10 Things You need to Know Before Going to Sudan

Researching information about Sudan has been a pain in the ass, as there is practically no updated information out there.

Here I provide you with the situation as of May 2018:

Money: There are no ATM’s accepting foreign debit/credit cards, so you have to bring enough cash to change once you are there. 1 US dollar equals 18 Sudanese Pounds official rate or 37-40 Sudanese Pounds on the black-market.

If you can’t afford a hotel room, the staff will usually put out a bed for you

Sleeping: Outside of Khartoum there are just a few sleeping options in every town. In small towns you will only find so called “lokandas” (guesthouses) where locals go to get a bed for less than 1USD. Hotel rooms start at around 15$ and Khartoum has a HI hostel for less than 2$ for a dorm bed.

Foul is the staple food here consisting of fava beans, bread and egg.

Eating: Food is simple and cheap. You can get falafels and schwarmas for less than 20 cents. Foul (picture above) costs about 50cents. Other traditional meals which mainly consists of beans and meat would set you back 1-2 dollars.

Drinking: Alcohol is forbidden. Tap water is generally safe to drink and people will offer it to you everywhere, but there has been cases of cholera even in the capital.

There are some new Chinese trains and buses in addition to the beat up vans uses as minibuses

Transport: There is currently a gas shortage so buses leave less frequently and sometimes charge over double of normal price which should be around 2$ per hour on long drive buses and 10 cents for bus rides in the city. You will usually get your own seat which is an upgrade from East Africa where they squeeze in as many as possible. Hitchhiking is also easy and common!

People: Sudanese are the most friendly people I have come across. People always try to offer food and sometimes try to pay for stuff you are buying. You really have to insist on paying because most people here have very little, and can go too far to make you welcome.

Safety: Except for Darfur and Kordofan Sudan is one of the safest countries in Africa! Most people are poor, so pick pocketing can happen, but you will see people being polite and respectful towards you as a foreigner. You will also see people are genuinely interested hearing about life in your country so pictures of your house, family etc can be good to have ready on your phone.

Weather: One of the hottest countries I have ever visited. When walking around the pyramids in 46 degrees celcius it is crucial to bring enough water.

Visas: Have become much easier and once you have the visa you will no longer need travel permits to go anywhere in Sudan. I got mine the next day from the Embassy in Addis who just wanted 68$ and an application form, but most embassies will ask for a invitation letter which can be given by your host/hotels like Acropole. Visas has to be registered withing 72hrs of arrival for a 30$ fee.

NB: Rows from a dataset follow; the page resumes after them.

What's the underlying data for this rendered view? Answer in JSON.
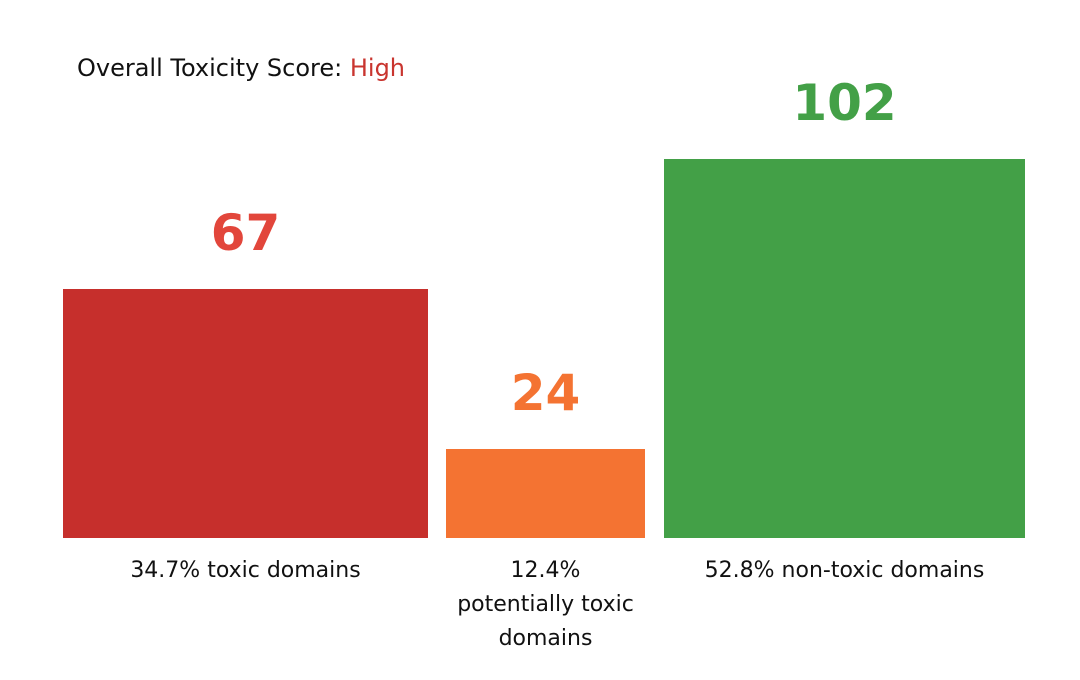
{
  "chart_data": {
    "type": "bar",
    "title": "Overall Toxicity Score:",
    "title_value": "High",
    "title_value_color": "#c9352f",
    "categories": [
      "34.7% toxic domains",
      "12.4% potentially toxic domains",
      "52.8% non-toxic domains"
    ],
    "values": [
      67,
      24,
      102
    ],
    "colors": [
      "#c62f2c",
      "#f47332",
      "#43a047"
    ],
    "label_colors": [
      "#e2463b",
      "#f47332",
      "#43a047"
    ]
  }
}
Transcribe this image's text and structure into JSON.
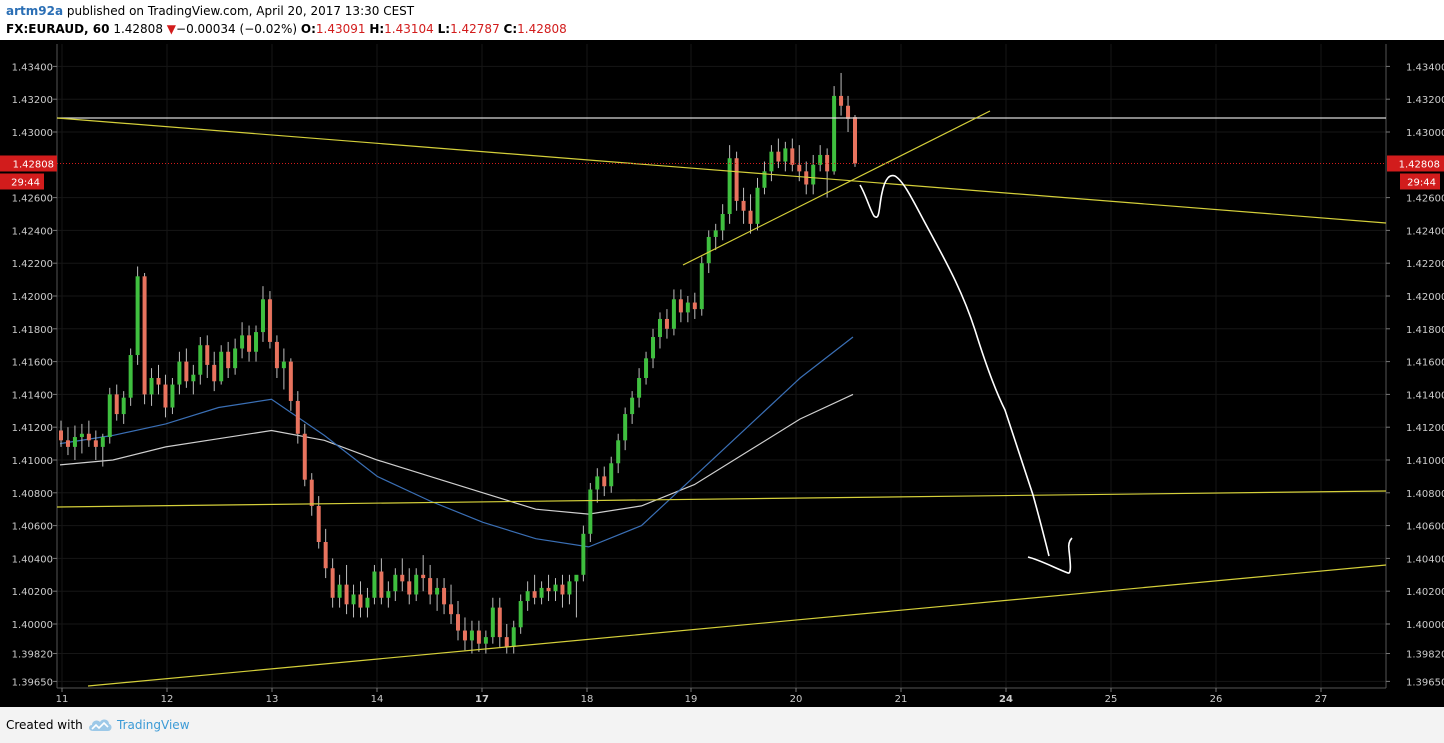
{
  "header": {
    "user": "artm92a",
    "published": "published on TradingView.com, April 20, 2017 13:30 CEST",
    "symbol": "FX:EURAUD, 60",
    "last": "1.42808",
    "down_arrow": "▼",
    "change": "−0.00034 (−0.02%)",
    "o_label": "O:",
    "o_value": "1.43091",
    "h_label": "H:",
    "h_value": "1.43104",
    "l_label": "L:",
    "l_value": "1.42787",
    "c_label": "C:",
    "c_value": "1.42808"
  },
  "footer": {
    "created_with": "Created with",
    "brand": "TradingView"
  },
  "colors": {
    "background": "#000000",
    "up": "#3fbf3f",
    "down": "#e8735e",
    "trendline": "#d4cf3a",
    "ma_fast": "#3a6fb5",
    "ma_slow": "#cfcfcf",
    "price_tag": "#d21c1c",
    "axis_text": "#cccccc"
  },
  "chart_data": {
    "type": "candlestick",
    "symbol": "FX:EURAUD",
    "interval": "60",
    "last_price": "1.42808",
    "countdown": "29:44",
    "ylim": [
      1.3963,
      1.4352
    ],
    "y_ticks": [
      "1.43400",
      "1.43200",
      "1.43000",
      "1.42600",
      "1.42400",
      "1.42200",
      "1.42000",
      "1.41800",
      "1.41600",
      "1.41400",
      "1.41200",
      "1.41000",
      "1.40800",
      "1.40600",
      "1.40400",
      "1.40200",
      "1.40000",
      "1.39820",
      "1.39650"
    ],
    "x_ticks": [
      "11",
      "12",
      "13",
      "14",
      "17",
      "18",
      "19",
      "20",
      "21",
      "24",
      "25",
      "26",
      "27"
    ],
    "bold_x_ticks": [
      "17",
      "24"
    ],
    "candles": [
      [
        1.4118,
        1.4124,
        1.4108,
        1.4112
      ],
      [
        1.4112,
        1.412,
        1.4103,
        1.4108
      ],
      [
        1.4108,
        1.4121,
        1.41,
        1.4114
      ],
      [
        1.4114,
        1.4122,
        1.4104,
        1.4116
      ],
      [
        1.4116,
        1.4124,
        1.4108,
        1.4112
      ],
      [
        1.4112,
        1.4118,
        1.41,
        1.4108
      ],
      [
        1.4108,
        1.4116,
        1.4096,
        1.4114
      ],
      [
        1.4114,
        1.4144,
        1.411,
        1.414
      ],
      [
        1.414,
        1.4146,
        1.4124,
        1.4128
      ],
      [
        1.4128,
        1.4142,
        1.4122,
        1.4138
      ],
      [
        1.4138,
        1.4168,
        1.4133,
        1.4164
      ],
      [
        1.4164,
        1.4218,
        1.4158,
        1.4212
      ],
      [
        1.4212,
        1.4214,
        1.4134,
        1.414
      ],
      [
        1.414,
        1.4156,
        1.4133,
        1.415
      ],
      [
        1.415,
        1.4158,
        1.414,
        1.4146
      ],
      [
        1.4146,
        1.4152,
        1.4126,
        1.4132
      ],
      [
        1.4132,
        1.415,
        1.4128,
        1.4146
      ],
      [
        1.4146,
        1.4166,
        1.414,
        1.416
      ],
      [
        1.416,
        1.4168,
        1.4144,
        1.4148
      ],
      [
        1.4148,
        1.4158,
        1.414,
        1.4152
      ],
      [
        1.4152,
        1.4175,
        1.4146,
        1.417
      ],
      [
        1.417,
        1.4176,
        1.415,
        1.4158
      ],
      [
        1.4158,
        1.4166,
        1.4142,
        1.4148
      ],
      [
        1.4148,
        1.417,
        1.4146,
        1.4166
      ],
      [
        1.4166,
        1.4172,
        1.415,
        1.4156
      ],
      [
        1.4156,
        1.4174,
        1.4152,
        1.4168
      ],
      [
        1.4168,
        1.4184,
        1.4162,
        1.4176
      ],
      [
        1.4176,
        1.4182,
        1.416,
        1.4166
      ],
      [
        1.4166,
        1.4182,
        1.416,
        1.4178
      ],
      [
        1.4178,
        1.4206,
        1.4172,
        1.4198
      ],
      [
        1.4198,
        1.4203,
        1.4168,
        1.4172
      ],
      [
        1.4172,
        1.4176,
        1.415,
        1.4156
      ],
      [
        1.4156,
        1.4168,
        1.4143,
        1.416
      ],
      [
        1.416,
        1.4162,
        1.413,
        1.4136
      ],
      [
        1.4136,
        1.4142,
        1.411,
        1.4116
      ],
      [
        1.4116,
        1.4122,
        1.4084,
        1.4088
      ],
      [
        1.4088,
        1.4092,
        1.4066,
        1.4072
      ],
      [
        1.4072,
        1.4078,
        1.4046,
        1.405
      ],
      [
        1.405,
        1.4058,
        1.4028,
        1.4034
      ],
      [
        1.4034,
        1.404,
        1.401,
        1.4016
      ],
      [
        1.4016,
        1.403,
        1.401,
        1.4024
      ],
      [
        1.4024,
        1.4036,
        1.4006,
        1.4012
      ],
      [
        1.4012,
        1.4024,
        1.4004,
        1.4018
      ],
      [
        1.4018,
        1.4026,
        1.4004,
        1.401
      ],
      [
        1.401,
        1.4022,
        1.4004,
        1.4016
      ],
      [
        1.4016,
        1.4036,
        1.4012,
        1.4032
      ],
      [
        1.4032,
        1.404,
        1.4012,
        1.4016
      ],
      [
        1.4016,
        1.4026,
        1.401,
        1.402
      ],
      [
        1.402,
        1.4034,
        1.4014,
        1.403
      ],
      [
        1.403,
        1.404,
        1.402,
        1.4026
      ],
      [
        1.4026,
        1.4034,
        1.4012,
        1.4018
      ],
      [
        1.4018,
        1.4034,
        1.4014,
        1.403
      ],
      [
        1.403,
        1.4042,
        1.402,
        1.4028
      ],
      [
        1.4028,
        1.4036,
        1.4012,
        1.4018
      ],
      [
        1.4018,
        1.4028,
        1.4008,
        1.4022
      ],
      [
        1.4022,
        1.4028,
        1.4006,
        1.4012
      ],
      [
        1.4012,
        1.4024,
        1.4,
        1.4006
      ],
      [
        1.4006,
        1.4014,
        1.399,
        1.3996
      ],
      [
        1.3996,
        1.4004,
        1.3984,
        1.399
      ],
      [
        1.399,
        1.4002,
        1.3982,
        1.3996
      ],
      [
        1.3996,
        1.4002,
        1.3983,
        1.3988
      ],
      [
        1.3988,
        1.3996,
        1.3982,
        1.3992
      ],
      [
        1.3992,
        1.4016,
        1.3988,
        1.401
      ],
      [
        1.401,
        1.4016,
        1.3986,
        1.3992
      ],
      [
        1.3992,
        1.4,
        1.3982,
        1.3986
      ],
      [
        1.3986,
        1.4002,
        1.3982,
        1.3998
      ],
      [
        1.3998,
        1.4018,
        1.3994,
        1.4014
      ],
      [
        1.4014,
        1.4026,
        1.4008,
        1.402
      ],
      [
        1.402,
        1.403,
        1.4012,
        1.4016
      ],
      [
        1.4016,
        1.4026,
        1.4012,
        1.4022
      ],
      [
        1.4022,
        1.403,
        1.4014,
        1.402
      ],
      [
        1.402,
        1.4028,
        1.4014,
        1.4024
      ],
      [
        1.4024,
        1.403,
        1.401,
        1.4018
      ],
      [
        1.4018,
        1.403,
        1.4012,
        1.4026
      ],
      [
        1.4026,
        1.4028,
        1.4004,
        1.403
      ],
      [
        1.403,
        1.406,
        1.4026,
        1.4055
      ],
      [
        1.4055,
        1.4086,
        1.405,
        1.4082
      ],
      [
        1.4082,
        1.4095,
        1.4074,
        1.409
      ],
      [
        1.409,
        1.4096,
        1.4078,
        1.4084
      ],
      [
        1.4084,
        1.4102,
        1.408,
        1.4098
      ],
      [
        1.4098,
        1.4116,
        1.4092,
        1.4112
      ],
      [
        1.4112,
        1.4132,
        1.4106,
        1.4128
      ],
      [
        1.4128,
        1.4142,
        1.4122,
        1.4138
      ],
      [
        1.4138,
        1.4156,
        1.4132,
        1.415
      ],
      [
        1.415,
        1.4166,
        1.4146,
        1.4162
      ],
      [
        1.4162,
        1.418,
        1.4156,
        1.4175
      ],
      [
        1.4175,
        1.419,
        1.4168,
        1.4186
      ],
      [
        1.4186,
        1.4192,
        1.4174,
        1.418
      ],
      [
        1.418,
        1.4204,
        1.4176,
        1.4198
      ],
      [
        1.4198,
        1.4204,
        1.4184,
        1.419
      ],
      [
        1.419,
        1.42,
        1.4184,
        1.4196
      ],
      [
        1.4196,
        1.4202,
        1.4186,
        1.4192
      ],
      [
        1.4192,
        1.4224,
        1.4188,
        1.422
      ],
      [
        1.422,
        1.424,
        1.4214,
        1.4236
      ],
      [
        1.4236,
        1.4244,
        1.4228,
        1.424
      ],
      [
        1.424,
        1.4256,
        1.4234,
        1.425
      ],
      [
        1.425,
        1.4292,
        1.4244,
        1.4284
      ],
      [
        1.4284,
        1.4288,
        1.4252,
        1.4258
      ],
      [
        1.4258,
        1.4266,
        1.4244,
        1.4252
      ],
      [
        1.4252,
        1.4262,
        1.4238,
        1.4244
      ],
      [
        1.4244,
        1.4272,
        1.424,
        1.4266
      ],
      [
        1.4266,
        1.4282,
        1.4262,
        1.4276
      ],
      [
        1.4276,
        1.4292,
        1.427,
        1.4288
      ],
      [
        1.4288,
        1.4296,
        1.4278,
        1.4282
      ],
      [
        1.4282,
        1.4294,
        1.4276,
        1.429
      ],
      [
        1.429,
        1.4296,
        1.4276,
        1.428
      ],
      [
        1.428,
        1.4292,
        1.427,
        1.4276
      ],
      [
        1.4276,
        1.4282,
        1.4262,
        1.4268
      ],
      [
        1.4268,
        1.4286,
        1.4262,
        1.428
      ],
      [
        1.428,
        1.4292,
        1.4276,
        1.4286
      ],
      [
        1.4286,
        1.429,
        1.426,
        1.4276
      ],
      [
        1.4276,
        1.4328,
        1.4274,
        1.4322
      ],
      [
        1.4322,
        1.4336,
        1.431,
        1.4316
      ],
      [
        1.4316,
        1.4322,
        1.43,
        1.4308
      ],
      [
        1.43091,
        1.43104,
        1.42787,
        1.42808
      ]
    ],
    "ma_fast": [
      1.411,
      1.4115,
      1.4122,
      1.4132,
      1.4137,
      1.4115,
      1.409,
      1.4075,
      1.4062,
      1.4052,
      1.4047,
      1.406,
      1.409,
      1.412,
      1.415,
      1.4175
    ],
    "ma_slow": [
      1.4097,
      1.41,
      1.4108,
      1.4113,
      1.4118,
      1.4112,
      1.41,
      1.409,
      1.408,
      1.407,
      1.4067,
      1.4072,
      1.4085,
      1.4105,
      1.4125,
      1.414
    ]
  }
}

Religion: Most people are muslim. The few times I walked in shorts I was given extra attention, so I ended up wearing pants the rest of my stay. If you are a girl get a hijab. It is not required by law, but 99% of the people here still wear it.

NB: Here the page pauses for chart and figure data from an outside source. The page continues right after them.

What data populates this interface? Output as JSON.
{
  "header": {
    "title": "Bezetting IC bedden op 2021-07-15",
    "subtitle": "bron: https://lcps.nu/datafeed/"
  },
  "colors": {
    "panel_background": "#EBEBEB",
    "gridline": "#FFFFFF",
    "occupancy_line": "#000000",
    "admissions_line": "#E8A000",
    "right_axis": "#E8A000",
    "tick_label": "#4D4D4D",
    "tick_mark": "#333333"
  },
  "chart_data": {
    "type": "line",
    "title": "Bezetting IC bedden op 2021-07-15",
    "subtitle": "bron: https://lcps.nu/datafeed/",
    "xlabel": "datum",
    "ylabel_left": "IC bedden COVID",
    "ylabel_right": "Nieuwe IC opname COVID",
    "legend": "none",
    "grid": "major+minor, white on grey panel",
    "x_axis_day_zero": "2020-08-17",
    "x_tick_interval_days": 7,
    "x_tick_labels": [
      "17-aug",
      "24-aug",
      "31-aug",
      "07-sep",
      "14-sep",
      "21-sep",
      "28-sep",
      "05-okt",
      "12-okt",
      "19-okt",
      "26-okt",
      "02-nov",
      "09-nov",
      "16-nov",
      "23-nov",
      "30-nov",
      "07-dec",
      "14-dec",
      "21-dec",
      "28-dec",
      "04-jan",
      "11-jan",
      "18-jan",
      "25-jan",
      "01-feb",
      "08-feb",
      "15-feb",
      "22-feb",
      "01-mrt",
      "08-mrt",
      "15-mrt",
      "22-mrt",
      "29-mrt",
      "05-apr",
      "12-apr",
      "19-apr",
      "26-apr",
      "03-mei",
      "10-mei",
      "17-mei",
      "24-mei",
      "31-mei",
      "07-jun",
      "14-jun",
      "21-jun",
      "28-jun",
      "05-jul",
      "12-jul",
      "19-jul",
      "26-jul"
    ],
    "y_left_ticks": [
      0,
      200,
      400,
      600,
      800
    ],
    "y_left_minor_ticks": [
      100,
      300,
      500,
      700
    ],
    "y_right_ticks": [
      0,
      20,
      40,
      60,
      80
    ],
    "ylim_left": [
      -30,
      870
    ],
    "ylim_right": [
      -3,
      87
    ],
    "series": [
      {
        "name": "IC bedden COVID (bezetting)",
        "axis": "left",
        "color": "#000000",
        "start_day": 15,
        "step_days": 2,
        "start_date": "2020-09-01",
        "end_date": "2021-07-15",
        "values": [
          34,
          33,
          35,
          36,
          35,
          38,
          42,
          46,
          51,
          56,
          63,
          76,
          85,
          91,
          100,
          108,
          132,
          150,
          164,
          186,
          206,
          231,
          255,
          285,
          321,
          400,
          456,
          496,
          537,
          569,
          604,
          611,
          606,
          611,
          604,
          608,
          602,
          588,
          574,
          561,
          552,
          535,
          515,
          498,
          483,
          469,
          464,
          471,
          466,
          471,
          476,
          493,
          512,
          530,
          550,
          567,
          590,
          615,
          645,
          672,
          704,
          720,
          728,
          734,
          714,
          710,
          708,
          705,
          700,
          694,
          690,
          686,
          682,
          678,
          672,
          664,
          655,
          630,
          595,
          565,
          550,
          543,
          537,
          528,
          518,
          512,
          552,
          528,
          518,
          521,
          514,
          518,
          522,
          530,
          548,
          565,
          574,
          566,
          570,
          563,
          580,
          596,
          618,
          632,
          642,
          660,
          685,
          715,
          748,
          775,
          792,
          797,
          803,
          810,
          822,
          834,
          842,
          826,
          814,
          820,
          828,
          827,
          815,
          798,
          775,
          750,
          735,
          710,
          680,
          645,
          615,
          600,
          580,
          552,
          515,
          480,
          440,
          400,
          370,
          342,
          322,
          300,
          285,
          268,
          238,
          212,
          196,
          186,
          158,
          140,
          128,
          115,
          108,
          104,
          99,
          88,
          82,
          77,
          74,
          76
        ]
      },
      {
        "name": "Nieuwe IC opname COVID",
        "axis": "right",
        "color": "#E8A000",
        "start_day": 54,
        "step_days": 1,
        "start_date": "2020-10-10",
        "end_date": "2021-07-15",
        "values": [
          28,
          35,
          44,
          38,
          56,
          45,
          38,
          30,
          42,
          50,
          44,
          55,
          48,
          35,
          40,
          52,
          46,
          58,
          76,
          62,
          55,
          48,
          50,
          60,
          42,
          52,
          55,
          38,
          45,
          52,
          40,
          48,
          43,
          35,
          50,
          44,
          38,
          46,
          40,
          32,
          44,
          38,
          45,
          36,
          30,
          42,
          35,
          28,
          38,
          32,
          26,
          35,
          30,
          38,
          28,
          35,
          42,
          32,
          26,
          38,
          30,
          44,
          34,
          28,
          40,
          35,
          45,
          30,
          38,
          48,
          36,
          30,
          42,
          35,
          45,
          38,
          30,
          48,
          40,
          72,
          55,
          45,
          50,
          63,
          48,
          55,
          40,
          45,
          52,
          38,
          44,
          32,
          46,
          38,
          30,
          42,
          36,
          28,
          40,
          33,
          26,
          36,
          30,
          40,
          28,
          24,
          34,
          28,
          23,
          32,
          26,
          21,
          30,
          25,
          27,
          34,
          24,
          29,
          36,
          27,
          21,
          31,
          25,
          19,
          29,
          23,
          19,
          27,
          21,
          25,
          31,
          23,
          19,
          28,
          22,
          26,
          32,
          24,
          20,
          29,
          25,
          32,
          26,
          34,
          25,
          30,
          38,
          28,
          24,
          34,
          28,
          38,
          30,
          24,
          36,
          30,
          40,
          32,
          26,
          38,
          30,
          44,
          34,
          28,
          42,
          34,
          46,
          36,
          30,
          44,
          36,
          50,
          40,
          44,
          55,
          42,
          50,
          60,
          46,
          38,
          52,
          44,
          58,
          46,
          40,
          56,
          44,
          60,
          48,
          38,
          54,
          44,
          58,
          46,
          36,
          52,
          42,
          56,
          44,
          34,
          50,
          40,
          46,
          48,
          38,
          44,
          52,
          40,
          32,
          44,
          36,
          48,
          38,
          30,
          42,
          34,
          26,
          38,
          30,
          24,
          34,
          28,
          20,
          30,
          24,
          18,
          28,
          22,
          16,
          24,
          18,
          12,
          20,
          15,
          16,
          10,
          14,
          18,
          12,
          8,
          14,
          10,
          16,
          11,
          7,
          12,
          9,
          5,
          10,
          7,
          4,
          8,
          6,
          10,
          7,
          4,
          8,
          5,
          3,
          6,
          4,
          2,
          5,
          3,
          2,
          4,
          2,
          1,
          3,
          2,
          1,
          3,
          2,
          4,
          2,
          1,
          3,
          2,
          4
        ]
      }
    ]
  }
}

It is not certain how long Sudan will stay in its current state, but this is what you should expect if you are coming here during times of political sanctions, currency black market and gas shortages.

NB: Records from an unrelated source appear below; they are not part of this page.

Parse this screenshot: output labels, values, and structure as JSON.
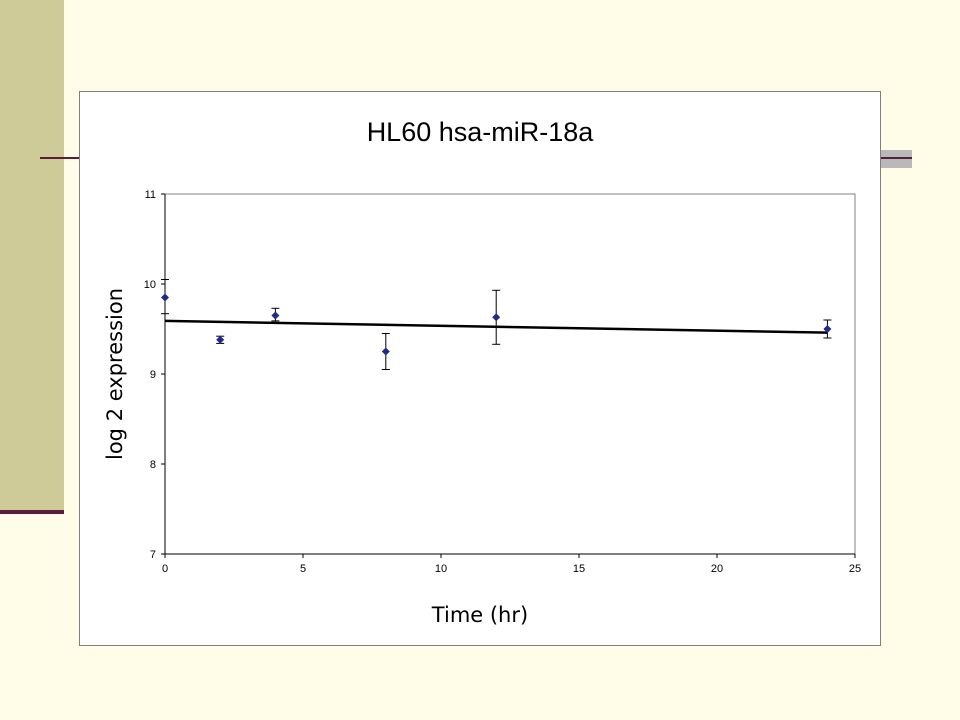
{
  "chart_data": {
    "type": "scatter",
    "title": "HL60 hsa-miR-18a",
    "xlabel": "Time (hr)",
    "ylabel": "log 2 expression",
    "xlim": [
      0,
      25
    ],
    "ylim": [
      7,
      11
    ],
    "x_ticks": [
      "0",
      "5",
      "10",
      "15",
      "20",
      "25"
    ],
    "y_ticks": [
      "7",
      "8",
      "9",
      "10",
      "11"
    ],
    "grid": false,
    "legend": false,
    "series": [
      {
        "marker": "diamond",
        "color": "#1f2d86",
        "points": [
          {
            "x": 0,
            "y": 9.85,
            "err_low": 0.18,
            "err_high": 0.2
          },
          {
            "x": 2,
            "y": 9.38,
            "err_low": 0.04,
            "err_high": 0.04
          },
          {
            "x": 4,
            "y": 9.65,
            "err_low": 0.06,
            "err_high": 0.08
          },
          {
            "x": 8,
            "y": 9.25,
            "err_low": 0.2,
            "err_high": 0.2
          },
          {
            "x": 12,
            "y": 9.63,
            "err_low": 0.3,
            "err_high": 0.3
          },
          {
            "x": 24,
            "y": 9.5,
            "err_low": 0.1,
            "err_high": 0.1
          }
        ]
      }
    ],
    "trendline": {
      "type": "linear",
      "x": [
        0,
        24
      ],
      "y": [
        9.59,
        9.46
      ],
      "color": "#000000"
    }
  }
}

Is there any info you are missing, or did you have another experience when visiting Sudan? Feel free to write a comment below!


The Touts and Towers in Gondar

If you ask me, it is more impressive what Gondar was and not so much what Gondar is today. The city in North West used to be the capitol of Etiopia (from 1632 to 1835) and the Royal Enclosure is still a proof of that, even after earthquakes and British bombings before UNESCO made it a heritage site in 1979.

Entrance to the site was 300(11$) for adults, 75(3$) for students or free if you just walked in the unguarded gate from the Piassa. Having a lonely planet guide let me follow a map and the stories of each building, if I didn’t have that it would have made sense paying another 10$ to have a guide.

Except for the fortified Royal Enclosure sites and some churches, there was not much to see and do in Gonder. It’s more a place where people stop to break up a journey from Southern Ethiopia to North or from Ethiopia to Sudan.

I was there trying to get a bus ticket and some Sudanese Pounds to prepare for the border crossing and was so lucky to meet Abrish and Solomon, who were quick to show me around the bus station, showing me the bus which they were working on ans helping me exchange money at the “best possible” rates. They walked with me for hours, sold me a ticket for 3usd and afterwards told me that they would pick me up from my couchsurfing host at 4.30 in the morning.

I waited outside at 4am but noone came, and at 5am I started walking and hitchhiking to the bus station which was almost 30km away while trying to call them. But with no answers.

I am used to getting ripped off once in a while, but was really upset to have thought that I had gotten new friends who were genuinely trying to help me, just to see them cheat me for such a small sum! I wish I could have given them the money as I must say the loss of trust hurt more than the loss of the three dollars.

Abrish and Solomon. If you see them in Gondar then stay away!

A Free Visit to Lalibela

I know some might be angry at me for posting a recipe for how to get into Lalibela for free, but for the backpackers, students and people like me, who were considering skipping a visit to the churches because of the hefty 50$ entrance fee it might be good, because you HAVE TO visit Lalibela.

A ticket (which look like this) is valid for four days, while most people just visit the churches one or two days. That means, if you go to a bar and buy some beers for any tourist, most likely he will agree to give you his used ticket before he leaves town. That’s what I did, and the guards checking the tickets never asked to see my passport, so I could walk around freely without feeling that I had been sneaking in.

Lalibela truly is an amazing place. It’s a town in Northern Ethiopia with 11 rock hewn churches dating back to the 12th and 13th century, Making them some of Africas oldest.

Before going there I had only seen pictures of St. George, which I thought was not even the most impressive! I was simply blown away as we discovered the churches in by one, walking through tunnels, over bridges etc to see all this beautiful work carved into the mountain. It was just as impressive as the World wonder Petra in Jordan. I therefore think Lalibela deserves the title as “the Eight Wonder of the World”.

Bahir Dar, “the Ethiopian Riviera”

Originally my plan was to go straight from Addis to Gondar, but when I was asking the buses at 4 o’clock in the morning, all of them were fully booked, but there was a seat available to Bahir Dar, and I must say I’m glad that I did it that way.

Bahir Dar is often called the Ethiopian Riviera, mainly because of the flat streets by the lake with palm trees lined up by the road. The city is a popular destination both for international and local tourists, people who come to enjoy the many hotels and restaurants the small town has to offer and to see the monasteries which are only reachable by boat. It also used to be very popular for tourists to go visit the Blue Nile Falls, but when the government built a huge dam they apparently destroyed that tourist magnet.

A traditional papyrus boat on Lake Tana

My couchsurfing host was working in the tourism business and hooked me up with a free room at NGG hotel and a free boat trip on lake Tana.

People painting the walls of Ura Kidane which recently had a fire

It took us about two hours to reach the Zeke peninsula where the Bete Selassie and Ura Kidane Meret monasteries were located. Just like all the monasteries on Lake Tana they were round with colorful walls on the inside. The tour continued to the Kibran island for St. Gabriel Monastery and Entos Eyesu Monastery Island, but as each of them had a 3eur entrance, me and two other tourists decided to just relax on the two last islands.

The highlight of the stay was chatting with the neighbors of my host who invited me for dark, homemade barley beer and watching a traditional dance show in the evening.